La noche era fría, la luna llena, cuyo cerco le otorgaba aspecto de huevo desparramado; la acera, húmeda por el relente, reflejaba la luz amarillenta de las farolas. Un taxi multicolor, naranja, azul, gris, y el logo de IRN-BRU impreso sobre la carrocería, pasó junto a mí, sus ruedas salpicaron agua de un charco.

−¡Que te jodan, cabrón!  −grité en inglés, imitando el acento escocés chungo que oía a diario entre mis entrañables compañeros de dormitorio.

Recordé, de pronto, las palabras de Valentina. Acudieron a mi mente desde un cajoncito olvidado, al fondo de la memoria. Las mencionó la noche en la que nos conocimos, las tomé a broma, una exageración para darse importancia. Una tontería de una cría que resultó alcanzar los dieciocho, recién cumplidos.

−Si algún día desaparezco, busca a Meghan. No la llames por teléfono. Ellos lo escuchan todo.

Meghan era una vieja amiga, dijo. Inglesa, pero afincada en Edimburgo media vida. Periodista, y escritora de novela erótica. La ayudó durante los primeros días (cama, comida, un poco de dinero, y algún que otro abrazo), recién fugada del Centro de Acogida. Sin embargo, también se zafó de su empatía, de su cariño desinteresado, regresó al frío de las calles, a vagar desangelada, a robar fruta, magdalenas de colores, y esquivar borrachos.

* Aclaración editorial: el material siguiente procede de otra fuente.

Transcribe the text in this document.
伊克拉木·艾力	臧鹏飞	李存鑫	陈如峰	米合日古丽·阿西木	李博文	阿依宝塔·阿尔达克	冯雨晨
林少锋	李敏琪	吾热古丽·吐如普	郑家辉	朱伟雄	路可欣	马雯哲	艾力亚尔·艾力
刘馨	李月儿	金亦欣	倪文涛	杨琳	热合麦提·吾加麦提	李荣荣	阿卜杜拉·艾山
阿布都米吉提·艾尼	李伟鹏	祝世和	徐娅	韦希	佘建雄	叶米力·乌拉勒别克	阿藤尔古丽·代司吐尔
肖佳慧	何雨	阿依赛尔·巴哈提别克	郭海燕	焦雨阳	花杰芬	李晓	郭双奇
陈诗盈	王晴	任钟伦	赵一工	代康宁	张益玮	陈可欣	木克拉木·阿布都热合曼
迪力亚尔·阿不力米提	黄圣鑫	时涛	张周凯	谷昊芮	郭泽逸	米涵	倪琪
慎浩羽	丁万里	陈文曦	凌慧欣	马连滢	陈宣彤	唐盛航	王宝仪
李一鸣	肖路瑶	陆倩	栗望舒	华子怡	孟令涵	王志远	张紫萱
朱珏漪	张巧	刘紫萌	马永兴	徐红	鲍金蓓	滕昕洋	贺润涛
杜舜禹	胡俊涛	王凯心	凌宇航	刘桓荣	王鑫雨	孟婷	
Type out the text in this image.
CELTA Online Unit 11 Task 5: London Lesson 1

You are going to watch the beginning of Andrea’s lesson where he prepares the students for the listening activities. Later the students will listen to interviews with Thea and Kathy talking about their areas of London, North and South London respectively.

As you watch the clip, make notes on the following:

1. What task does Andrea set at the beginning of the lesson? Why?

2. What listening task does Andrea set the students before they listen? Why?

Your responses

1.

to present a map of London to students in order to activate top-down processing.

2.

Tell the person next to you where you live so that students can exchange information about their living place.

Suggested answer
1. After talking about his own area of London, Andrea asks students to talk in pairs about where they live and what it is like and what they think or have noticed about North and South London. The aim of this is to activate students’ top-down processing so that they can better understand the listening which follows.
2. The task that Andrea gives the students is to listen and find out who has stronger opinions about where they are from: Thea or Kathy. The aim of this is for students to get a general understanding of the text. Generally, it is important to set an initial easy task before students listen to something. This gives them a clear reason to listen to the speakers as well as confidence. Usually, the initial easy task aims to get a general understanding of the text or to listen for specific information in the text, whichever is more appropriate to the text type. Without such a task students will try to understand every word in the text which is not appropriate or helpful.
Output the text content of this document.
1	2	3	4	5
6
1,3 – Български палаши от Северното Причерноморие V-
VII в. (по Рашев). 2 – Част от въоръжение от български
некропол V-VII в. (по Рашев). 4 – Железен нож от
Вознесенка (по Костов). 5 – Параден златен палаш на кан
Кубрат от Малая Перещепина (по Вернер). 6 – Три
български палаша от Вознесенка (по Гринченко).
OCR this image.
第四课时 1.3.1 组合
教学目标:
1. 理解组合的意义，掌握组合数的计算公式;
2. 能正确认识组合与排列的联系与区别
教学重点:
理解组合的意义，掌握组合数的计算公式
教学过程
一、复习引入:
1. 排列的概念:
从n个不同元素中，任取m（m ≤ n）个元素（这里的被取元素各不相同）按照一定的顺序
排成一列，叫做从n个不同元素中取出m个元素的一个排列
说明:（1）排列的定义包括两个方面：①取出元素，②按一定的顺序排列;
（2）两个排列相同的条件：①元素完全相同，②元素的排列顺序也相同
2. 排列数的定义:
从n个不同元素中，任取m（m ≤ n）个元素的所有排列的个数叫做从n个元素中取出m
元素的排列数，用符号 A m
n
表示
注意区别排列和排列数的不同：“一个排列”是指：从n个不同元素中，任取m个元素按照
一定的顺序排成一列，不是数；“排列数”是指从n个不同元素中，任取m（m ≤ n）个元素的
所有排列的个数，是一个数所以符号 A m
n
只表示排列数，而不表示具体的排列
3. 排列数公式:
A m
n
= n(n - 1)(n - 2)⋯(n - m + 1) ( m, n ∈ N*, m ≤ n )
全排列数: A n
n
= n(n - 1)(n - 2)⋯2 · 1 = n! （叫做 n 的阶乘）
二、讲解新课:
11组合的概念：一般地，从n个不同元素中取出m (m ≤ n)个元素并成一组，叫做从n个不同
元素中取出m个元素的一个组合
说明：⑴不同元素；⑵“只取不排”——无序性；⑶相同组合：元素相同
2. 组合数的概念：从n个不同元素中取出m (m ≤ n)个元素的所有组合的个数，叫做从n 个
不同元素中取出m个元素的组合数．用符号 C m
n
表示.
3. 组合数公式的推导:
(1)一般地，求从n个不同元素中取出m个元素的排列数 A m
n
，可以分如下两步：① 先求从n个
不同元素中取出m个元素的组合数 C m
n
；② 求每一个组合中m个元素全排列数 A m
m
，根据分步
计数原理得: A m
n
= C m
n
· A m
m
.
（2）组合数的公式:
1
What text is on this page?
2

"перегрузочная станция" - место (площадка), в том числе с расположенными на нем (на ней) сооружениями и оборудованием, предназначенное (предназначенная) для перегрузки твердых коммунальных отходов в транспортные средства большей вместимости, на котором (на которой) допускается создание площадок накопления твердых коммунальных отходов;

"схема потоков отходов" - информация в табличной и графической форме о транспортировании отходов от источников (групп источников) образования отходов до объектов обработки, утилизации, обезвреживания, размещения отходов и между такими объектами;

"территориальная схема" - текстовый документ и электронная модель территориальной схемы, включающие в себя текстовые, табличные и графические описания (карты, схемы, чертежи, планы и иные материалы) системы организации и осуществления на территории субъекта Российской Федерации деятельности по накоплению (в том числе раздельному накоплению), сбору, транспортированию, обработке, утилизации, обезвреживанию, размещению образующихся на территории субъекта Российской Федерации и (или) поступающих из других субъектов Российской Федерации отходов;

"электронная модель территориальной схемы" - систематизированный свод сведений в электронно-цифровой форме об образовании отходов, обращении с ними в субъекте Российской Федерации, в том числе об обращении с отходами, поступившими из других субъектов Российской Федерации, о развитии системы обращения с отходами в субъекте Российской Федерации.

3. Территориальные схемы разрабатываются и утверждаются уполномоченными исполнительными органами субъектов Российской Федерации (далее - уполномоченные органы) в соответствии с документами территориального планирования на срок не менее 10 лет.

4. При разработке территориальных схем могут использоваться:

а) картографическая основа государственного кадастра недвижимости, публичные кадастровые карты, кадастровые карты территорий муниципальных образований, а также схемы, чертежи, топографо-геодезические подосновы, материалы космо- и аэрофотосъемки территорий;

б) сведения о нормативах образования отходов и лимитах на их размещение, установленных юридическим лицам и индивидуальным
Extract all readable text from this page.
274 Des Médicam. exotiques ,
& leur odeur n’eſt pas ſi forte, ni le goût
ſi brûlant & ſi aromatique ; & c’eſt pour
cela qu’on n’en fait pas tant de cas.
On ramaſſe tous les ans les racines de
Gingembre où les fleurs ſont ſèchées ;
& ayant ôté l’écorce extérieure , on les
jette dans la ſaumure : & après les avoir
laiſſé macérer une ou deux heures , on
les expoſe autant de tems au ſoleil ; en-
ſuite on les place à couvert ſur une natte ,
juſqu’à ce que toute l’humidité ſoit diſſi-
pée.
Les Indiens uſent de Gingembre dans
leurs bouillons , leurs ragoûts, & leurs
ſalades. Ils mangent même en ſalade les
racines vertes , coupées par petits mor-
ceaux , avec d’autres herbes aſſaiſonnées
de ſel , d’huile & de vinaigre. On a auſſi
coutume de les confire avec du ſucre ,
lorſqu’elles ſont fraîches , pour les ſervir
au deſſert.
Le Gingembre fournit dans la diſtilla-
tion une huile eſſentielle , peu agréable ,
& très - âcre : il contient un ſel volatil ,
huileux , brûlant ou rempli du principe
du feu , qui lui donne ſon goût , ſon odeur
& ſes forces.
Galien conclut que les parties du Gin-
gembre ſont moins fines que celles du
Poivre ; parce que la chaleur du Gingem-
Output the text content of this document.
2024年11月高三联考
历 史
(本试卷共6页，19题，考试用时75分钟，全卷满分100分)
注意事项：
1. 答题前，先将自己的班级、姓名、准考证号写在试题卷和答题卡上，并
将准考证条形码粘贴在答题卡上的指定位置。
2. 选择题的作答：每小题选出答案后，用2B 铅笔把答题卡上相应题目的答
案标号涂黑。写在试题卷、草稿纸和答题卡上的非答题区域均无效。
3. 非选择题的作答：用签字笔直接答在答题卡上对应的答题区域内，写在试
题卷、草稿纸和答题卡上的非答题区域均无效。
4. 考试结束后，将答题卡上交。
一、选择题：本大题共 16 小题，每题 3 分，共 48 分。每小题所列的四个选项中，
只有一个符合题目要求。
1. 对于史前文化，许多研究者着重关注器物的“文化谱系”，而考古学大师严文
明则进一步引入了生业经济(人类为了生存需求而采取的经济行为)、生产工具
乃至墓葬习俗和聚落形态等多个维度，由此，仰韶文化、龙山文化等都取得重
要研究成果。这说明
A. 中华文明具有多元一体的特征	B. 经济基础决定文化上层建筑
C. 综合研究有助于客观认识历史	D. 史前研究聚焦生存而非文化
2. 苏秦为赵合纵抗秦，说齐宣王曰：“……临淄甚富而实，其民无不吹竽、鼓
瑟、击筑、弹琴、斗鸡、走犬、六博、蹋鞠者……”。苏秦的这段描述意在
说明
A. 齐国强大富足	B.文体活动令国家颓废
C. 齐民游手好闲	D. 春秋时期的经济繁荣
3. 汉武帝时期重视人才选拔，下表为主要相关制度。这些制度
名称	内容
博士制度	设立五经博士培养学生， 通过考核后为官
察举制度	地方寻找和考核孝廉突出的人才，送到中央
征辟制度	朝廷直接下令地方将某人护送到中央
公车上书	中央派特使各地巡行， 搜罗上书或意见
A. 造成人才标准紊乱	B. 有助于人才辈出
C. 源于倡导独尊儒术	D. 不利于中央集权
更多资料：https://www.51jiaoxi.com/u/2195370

−Quiero buscarme la vida sola, odio vivir de prestado… aunque Ellos me localicen… como susurran las voces… y un día aparezca muerta en una cuneta −dijo, en otra ocasión. Yo callaba, no la cuestionaba, ni le pedía explicaciones acerca de esos misteriosos personajes, que parecían habitar sólo en su cabecita.

Ignoro cómo logró subsistir hasta ahora, evitando a los guardias, sin llegar a sucumbir ante los Servicios Sociales, cómo logró continuar con vida en aquella ciudad hostil, bajo el barniz que embriaga a los turistas, ella, frágil como una muñeca desnuda. Quizás justo hasta hoy. Quizá yazca en una zanja, apaleada, violentada, su cabello de fuego cubriendo el rostro pálido, carente de vida, moteado de sangre, como tantas veces ella misma describía, a modo de morbosa premonición de niña traviesa, adicta a las novelas de Stephen King y los cuentos de vieja.  Pensé, y un escalofrío recorrió todo mi cuerpo, de norte a sur, pasando por el ecuador. El vello erguido; toque de guerra; corre o pelea.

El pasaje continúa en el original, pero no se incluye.